Kulkwitzer See: Die köstliche Böhmische Trüffel wartete schon am Steilhang





Foto: Der Erbsenstreuling, auch Böhmische Trüffel genannt, ist ein deutschlandweit seltener, jedoch in den Braunkohlefolgelandschaften recht häufiger Pilz. Er benötigt extrem trockene und warme Sonderstandorte, wie es eben sonnenverwöhnte Bergbauhalden sind. Er ist ein so genannter Pionierpilz, also ein Erstpilz in Landschaften, die neu entstehen. Sind die Bäume erst einmal so weit herangereift, dass Folgepilze fruktifizieren können, verschwindet der Erbsenstreuling umgehend.

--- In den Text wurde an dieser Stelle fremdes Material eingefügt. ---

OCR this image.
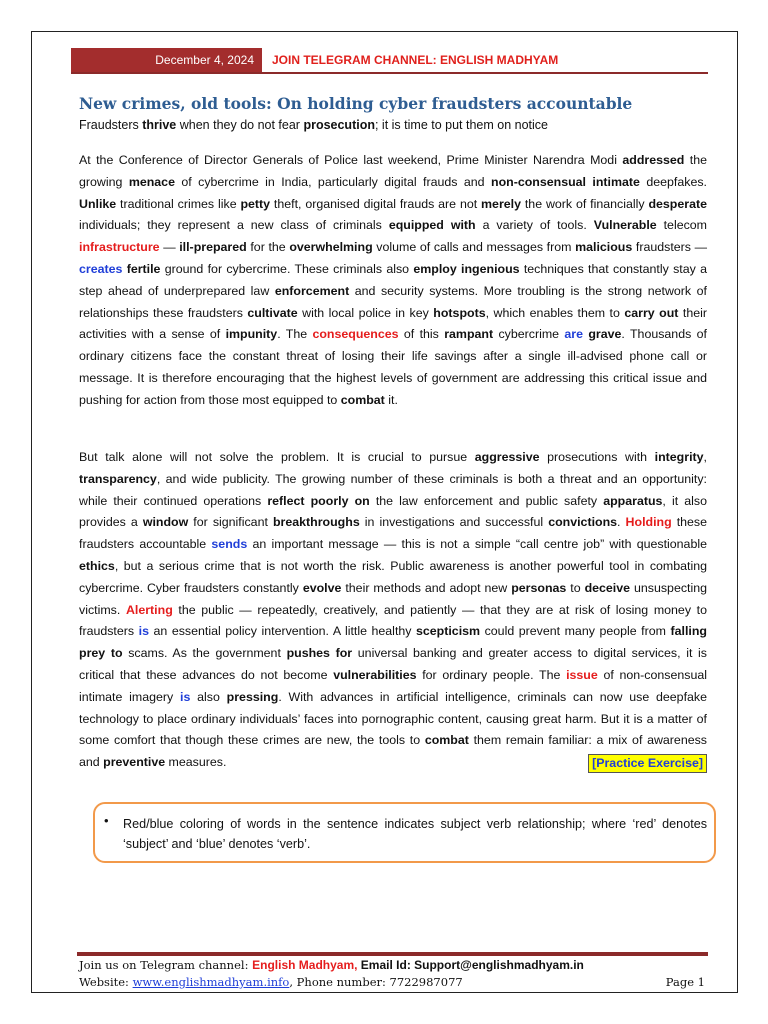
December 4, 2024	JOIN TELEGRAM CHANNEL: ENGLISH MADHYAM
New crimes, old tools: On holding cyber fraudsters accountable

Fraudsters thrive when they do not fear prosecution; it is time to put them on notice

At the Conference of Director Generals of Police last weekend, Prime Minister Narendra Modi addressed the growing menace of cybercrime in India, particularly digital frauds and non-consensual intimate deepfakes. Unlike traditional crimes like petty theft, organised digital frauds are not merely the work of financially desperate individuals; they represent a new class of criminals equipped with a variety of tools. Vulnerable telecom infrastructure — ill-prepared for the overwhelming volume of calls and messages from malicious fraudsters — creates fertile ground for cybercrime. These criminals also employ ingenious techniques that constantly stay a step ahead of underprepared law enforcement and security systems. More troubling is the strong network of relationships these fraudsters cultivate with local police in key hotspots, which enables them to carry out their activities with a sense of impunity. The consequences of this rampant cybercrime are grave. Thousands of ordinary citizens face the constant threat of losing their life savings after a single ill-advised phone call or message. It is therefore encouraging that the highest levels of government are addressing this critical issue and pushing for action from those most equipped to combat it.

But talk alone will not solve the problem. It is crucial to pursue aggressive prosecutions with integrity, transparency, and wide publicity. The growing number of these criminals is both a threat and an opportunity: while their continued operations reflect poorly on the law enforcement and public safety apparatus, it also provides a window for significant breakthroughs in investigations and successful convictions. Holding these fraudsters accountable sends an important message — this is not a simple “call centre job” with questionable ethics, but a serious crime that is not worth the risk. Public awareness is another powerful tool in combating cybercrime. Cyber fraudsters constantly evolve their methods and adopt new personas to deceive unsuspecting victims. Alerting the public — repeatedly, creatively, and patiently — that they are at risk of losing money to fraudsters is an essential policy intervention. A little healthy scepticism could prevent many people from falling prey to scams. As the government pushes for universal banking and greater access to digital services, it is critical that these advances do not become vulnerabilities for ordinary people. The issue of non-consensual intimate imagery is also pressing. With advances in artificial intelligence, criminals can now use deepfake technology to place ordinary individuals’ faces into pornographic content, causing great harm. But it is a matter of some comfort that though these crimes are new, the tools to combat them remain familiar: a mix of awareness and preventive measures.	[Practice Exercise]

• Red/blue coloring of words in the sentence indicates subject verb relationship; where ‘red’ denotes ‘subject’ and ‘blue’ denotes ‘verb’.

Join us on Telegram channel: English Madhyam, Email Id: Support@englishmadhyam.in
Website: www.englishmadhyam.info, Phone number: 7722987077	Page 1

Er kann sich gegenüber keinem Konkurrenzpilz durchsetzen. 

In den sonnigen Südstaaten der USA werden Jungkiefern vor Pflanzung in Baumkulturen mit Sporen vom Erbsenstreuling geimpft. Weil die Pilze die Bäume über deren Feinwurzeln optimal ernähren, erhöht sich deren Anwuchschance stark. So ist der Erbsenstreuling zu einem herausragenden Anwuchspartner von Kiefern in trocken-heißen Regionen mit sandigen Böden geworden. (Foto © Peter Rohland)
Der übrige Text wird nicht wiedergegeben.